One pathway strategy
is to provide students with an alternative
prerequisite to an existing transferable statistics class. The alternative prerequisite does not have
all traditional intermediate algebra topics and does not have elementary algebra
as prerequisite. And in response to this strategy, Nancy Purcille of the UC
Office of the President sent a March 7, 2013 email to CCC articulation
officers:
"The
prerequisite for UC-transferable math courses continues to be intermediate
algebra or equivalent. No attempt at this time will be made by UC to
define specific content/courses that may be deemed “valid” alternate
prerequisites. When submitting a course for TCA review, if CCC faculty
propose a prerequisite that they judge to be the equivalent of intermediate
algebra, then UCOP articulation analysts will treat the prerequisite as such
and evaluate the course outline as usual. UC will not be evaluating the
prerequisites listed – unless it is jointly requested by the CCC and UC
faculty."
This position
appears to respect the tenet that the community college should be able to
decide the appropriate developmental math required to prepare its students for
the articulated transfer-level math course.
The CSU provided a
different position to accommodate alternative pathways. Ken O'Donnell of the CSU Office of the
Chancellor sent a November 2, 2012 email to CCC articulation officers that appeared to be discouraging alternative pathways:
"Please
take this email as a reminder that only courses with a full prerequisite of
intermediate algebra, as traditionally understood, will continue to qualify for CSU Area B4 [math/quantitative
reasoning requirement to transfer].
"The
CSU has made a recent exception for the Statway curriculum, under controlled
and very limited circumstances, so we can evaluate whether other approaches
will satisfactorily develop student proficiency in quantitative
reasoning. In the meantime, we count on the articulation community to
uphold the current standard."
But Ken O'Donnell
sent an April 2013 email acknowledging without objection the strategy of keeping
the intermediate algebra the official prerequisite for the transfer math course
but facilitating CCC student challenges to that prerequisite.
The
CSU Chancellor’s General Education Advisory Committee has looked into this use
of the prerequisite challenge process, and determined that it has no grounds to
comment.
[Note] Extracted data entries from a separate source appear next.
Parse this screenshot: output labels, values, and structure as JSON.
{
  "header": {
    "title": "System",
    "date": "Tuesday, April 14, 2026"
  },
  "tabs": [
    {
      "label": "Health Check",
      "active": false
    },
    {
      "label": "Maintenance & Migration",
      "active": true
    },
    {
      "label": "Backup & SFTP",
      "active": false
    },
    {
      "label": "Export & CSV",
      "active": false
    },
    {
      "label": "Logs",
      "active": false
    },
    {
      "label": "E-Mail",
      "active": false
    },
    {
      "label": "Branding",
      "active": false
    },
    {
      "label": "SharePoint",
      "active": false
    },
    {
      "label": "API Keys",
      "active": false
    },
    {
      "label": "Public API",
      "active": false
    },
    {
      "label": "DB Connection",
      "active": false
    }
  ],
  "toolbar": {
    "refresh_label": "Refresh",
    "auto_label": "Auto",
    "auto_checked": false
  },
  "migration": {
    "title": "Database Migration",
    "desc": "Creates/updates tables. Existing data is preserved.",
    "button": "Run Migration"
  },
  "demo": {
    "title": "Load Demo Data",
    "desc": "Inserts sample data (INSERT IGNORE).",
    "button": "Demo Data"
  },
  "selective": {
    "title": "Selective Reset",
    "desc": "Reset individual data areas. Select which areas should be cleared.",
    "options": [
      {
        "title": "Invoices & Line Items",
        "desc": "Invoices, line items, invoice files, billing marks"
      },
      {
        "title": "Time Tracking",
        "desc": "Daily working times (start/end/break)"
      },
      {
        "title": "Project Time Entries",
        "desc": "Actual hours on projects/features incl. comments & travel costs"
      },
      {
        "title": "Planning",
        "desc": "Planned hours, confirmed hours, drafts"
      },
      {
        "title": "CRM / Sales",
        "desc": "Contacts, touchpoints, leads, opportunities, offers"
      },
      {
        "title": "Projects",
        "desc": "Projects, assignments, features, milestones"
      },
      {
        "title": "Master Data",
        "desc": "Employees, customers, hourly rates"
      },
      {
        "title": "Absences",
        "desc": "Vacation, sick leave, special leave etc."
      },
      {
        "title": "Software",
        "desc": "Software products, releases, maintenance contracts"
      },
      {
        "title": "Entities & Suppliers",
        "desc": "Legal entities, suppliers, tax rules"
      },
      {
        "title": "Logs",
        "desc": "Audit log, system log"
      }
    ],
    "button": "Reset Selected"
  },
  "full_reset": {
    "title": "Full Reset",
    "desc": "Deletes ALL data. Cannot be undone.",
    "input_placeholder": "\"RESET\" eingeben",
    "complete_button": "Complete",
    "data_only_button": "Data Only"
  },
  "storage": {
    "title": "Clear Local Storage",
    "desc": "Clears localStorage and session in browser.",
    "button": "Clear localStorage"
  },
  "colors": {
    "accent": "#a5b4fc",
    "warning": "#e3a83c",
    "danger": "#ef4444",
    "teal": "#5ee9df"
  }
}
How community colleges meet curricular requirements that are
below baccalaureate level is up to the colleges, and not up to the receiving
transfer institutions. In other words, community colleges may participate
in initiatives like Acceleration in Context and the California Acceleration
Project without jeopardizing articulation, because the transferable B4 course
is unchanged; only the intermediate algebra prerequisite is challenged.
Thus both the UC and
the CSU are tacitly giving CCCs the go-ahead to develop alternative pathways.